Am 23. Juni 2025 kam es in Vorarlberg zu zwei Unfällen mit Gleitschirmen, die die Gefahren des beliebten Extremsports verdeutlichen. Eine 63-jährige Pilotin startete mit ihrem Ehemann von der Kanzelwand. Während des Anflugs auf den Landeplatz in Riezlern geriet sie in Turbulenzen, was zu einem Trudeln des Gleitschirms führte. Dieser klappte zusammen, und die Pilotin fiel ungebremst zu Boden. Beobachter des Absturzes alarmierten umgehend die Einsatzkräfte. Glücklicherweise konnte die Frau rechtzeitig versorgt werden.

Zur gleichen Zeit befand sich der 77-jährige Mann, der seinen Flug am Hochjoch in Schruns gestartet hatte, in der misslichen Lage, dass er für sein geplantes Ziel zu viel Höhe verlor. Bei dem Versuch, auf einem Parkplatz notzulanden, blieb sein Gleitschirm an der Dachecke eines Mehrparteienhauses hängen. Er hielt sich in etwa sieben Metern Höhe an der Fassade fest, bis Passanten den Notruf wählten. Diese halfen ihm mit einer Leiter, sodass er selbstständig absteigen konnte. Die Feuerwehr wurde zur Bergung des Gleitschirms angefordert.

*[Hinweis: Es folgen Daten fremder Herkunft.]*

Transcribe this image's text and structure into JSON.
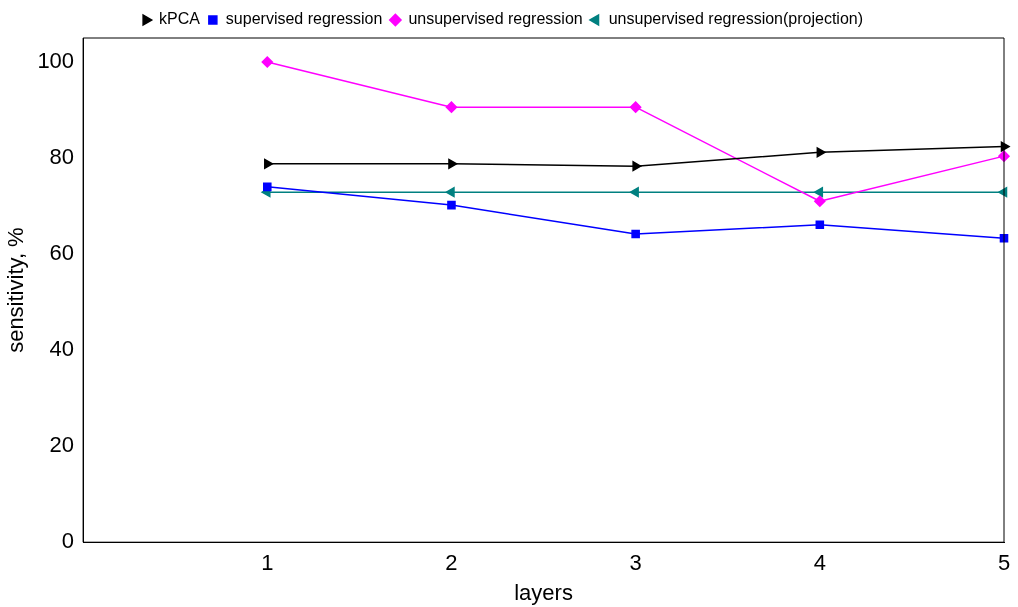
{
  "chart_data": {
    "type": "line",
    "xlabel": "layers",
    "ylabel": "sensitivity, %",
    "x": [
      1,
      2,
      3,
      4,
      5
    ],
    "series": [
      {
        "name": "kPCA",
        "color": "#000000",
        "marker": "triangle-right",
        "values": [
          78.8,
          78.8,
          78.3,
          81.2,
          82.4
        ]
      },
      {
        "name": "supervised regression",
        "color": "#0000ff",
        "marker": "square",
        "values": [
          74,
          70.2,
          64.2,
          66.1,
          63.3
        ]
      },
      {
        "name": "unsupervised regression",
        "color": "#ff00ff",
        "marker": "diamond",
        "values": [
          100,
          90.6,
          90.6,
          71,
          80.4
        ]
      },
      {
        "name": "unsupervised regression(projection)",
        "color": "#008080",
        "marker": "triangle-left",
        "values": [
          72.9,
          72.9,
          72.9,
          72.9,
          72.9
        ]
      }
    ],
    "xlim": [
      0,
      5
    ],
    "xticks": [
      1,
      2,
      3,
      4,
      5
    ],
    "ylim": [
      0,
      105
    ],
    "yticks": [
      0,
      20,
      40,
      60,
      80,
      100
    ],
    "grid": false,
    "legend": "top",
    "line_style": "solid"
  }
}
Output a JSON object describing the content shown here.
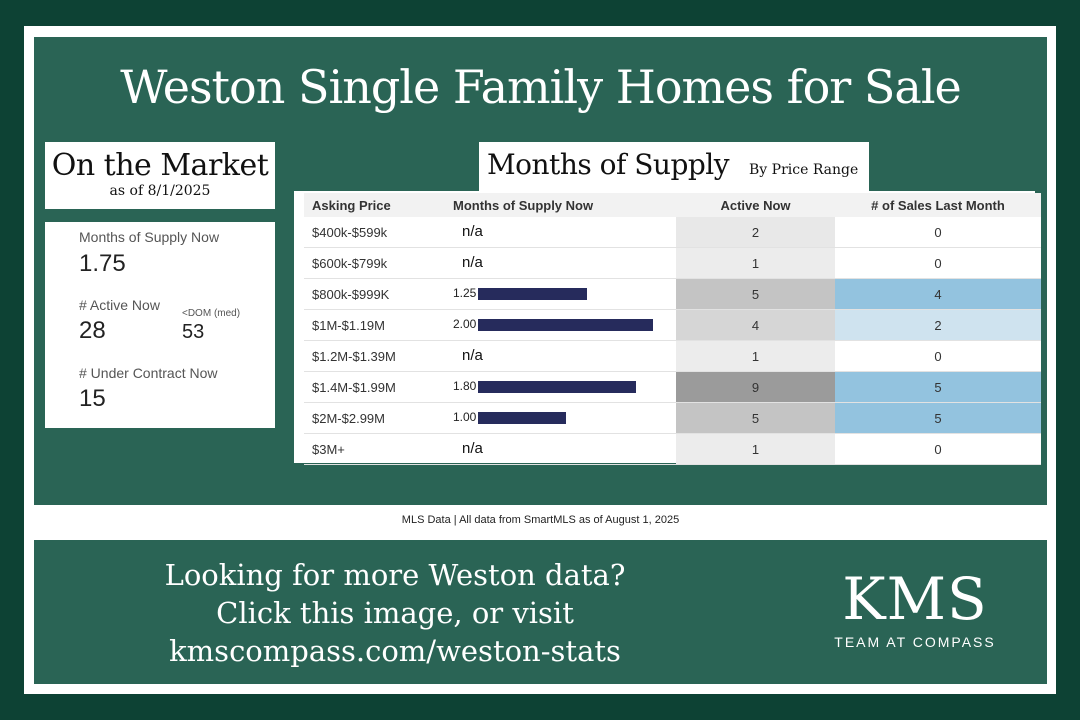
{
  "title": "Weston Single Family Homes for Sale",
  "on_market": {
    "title": "On the Market",
    "asof": "as of 8/1/2025"
  },
  "stats": {
    "mos_label": "Months of Supply Now",
    "mos_value": "1.75",
    "active_label": "# Active Now",
    "active_value": "28",
    "dom_label": "<DOM (med)",
    "dom_value": "53",
    "contract_label": "# Under Contract Now",
    "contract_value": "15"
  },
  "supply": {
    "title": "Months of Supply",
    "subtitle": "By Price Range",
    "headers": [
      "Asking Price",
      "Months of Supply Now",
      "Active Now",
      "# of Sales Last Month"
    ],
    "rows": [
      {
        "range": "$400k-$599k",
        "mos": "n/a",
        "mos_value": null,
        "active": "2",
        "sales": "0"
      },
      {
        "range": "$600k-$799k",
        "mos": "n/a",
        "mos_value": null,
        "active": "1",
        "sales": "0"
      },
      {
        "range": "$800k-$999K",
        "mos": "1.25",
        "mos_value": 1.25,
        "active": "5",
        "sales": "4"
      },
      {
        "range": "$1M-$1.19M",
        "mos": "2.00",
        "mos_value": 2.0,
        "active": "4",
        "sales": "2"
      },
      {
        "range": "$1.2M-$1.39M",
        "mos": "n/a",
        "mos_value": null,
        "active": "1",
        "sales": "0"
      },
      {
        "range": "$1.4M-$1.99M",
        "mos": "1.80",
        "mos_value": 1.8,
        "active": "9",
        "sales": "5"
      },
      {
        "range": "$2M-$2.99M",
        "mos": "1.00",
        "mos_value": 1.0,
        "active": "5",
        "sales": "5"
      },
      {
        "range": "$3M+",
        "mos": "n/a",
        "mos_value": null,
        "active": "1",
        "sales": "0"
      }
    ],
    "colors": {
      "bar": "#262b5c",
      "active_shades": {
        "1": "#ececec",
        "2": "#e8e8e8",
        "4": "#d6d6d6",
        "5": "#c4c4c4",
        "9": "#9b9b9b"
      },
      "sales_shades": {
        "0": "#ffffff",
        "2": "#cfe3ef",
        "4": "#93c3df",
        "5": "#93c3df"
      }
    }
  },
  "footnote": "MLS Data | All data from SmartMLS as of August 1, 2025",
  "cta": {
    "line1": "Looking for more Weston data?",
    "line2": "Click this image, or visit",
    "line3": "kmscompass.com/weston-stats"
  },
  "logo": {
    "mark": "KMS",
    "sub": "TEAM AT COMPASS"
  }
}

Risiken beim Gleitschirmfliegen

Gleitschirmfliegen, eine Kombination aus Abenteuer und Gelassenheit, gilt als beliebte, jedoch auch riskante Extremsportart. Statistisch gesehen ist Gleitschirmfliegen nicht gefährlicher als der Straßenverkehr, dennoch gab es in der Vergangenheit eine hohe Anzahl an schweren und tödlichen Unfällen im Sport. Besonders abseits urbaner Gebiete ist die Gefahr für schwere Verletzungen erhöht, da Rettungsdienste dort oft länger benötigen und der Einsatz aufwändiger ist. Ein wichtiger Punkt ist, dass Unfälle häufig durch die Einstellung des Piloten, Unaufmerksamkeit oder Ablenkung verursacht werden, während Probleme mit der Ausrüstung selten die Hauptursache sind.Extreme Emergency berichtet über die Wichtigkeit von Sicherheitshinweisen, die in Gleitschirm-Flugschulen vermittelt werden. Viele Athleten setzen sich jedoch nicht ausreichend mit möglichen Notfällen auseinander.

Unfallstatistik und Sicherheit

Die Risiken beim Gleitschirmfliegen sind vielfältig und beinhalten sowohl Wetterbedingungen wie starke Winde und Turbulenzen als auch menschliche Fehler, insbesondere mangelnde Ausbildung und Selbstüberschätzung. In Zahlen ausgedrückt, ist die Todesrate beim Gleitschirmfliegen etwa 1 auf 11.000 Flüge, während die Verletzungsrate bei 1 auf 1.000 Flügen liegt. Im Vergleich zu anderen Extremsportarten zeigt sich Gleitschirmfliegen als relativ sicher, vorausgesetzt, die Piloten sind gut ausgebildet und respektieren die Sicherheitsrichtlinien.Bergstrassen Vorbild hebt die Bedeutung umfassender Schulungen und regelmäßiger Wartung der Ausrüstung hervor.

Die Unfälle in Vorarlberg betonen, wie wichtig es ist, sich der Risiken bewusst zu sein und die entsprechenden Vorsichtsmaßnahmen zu ergreifen. Für alle Gleitschirmpiloten wird empfohlen, wichtige Sicherheitsmaßnahmen zu beachten, um das Risiko von Unfällen zu minimieren.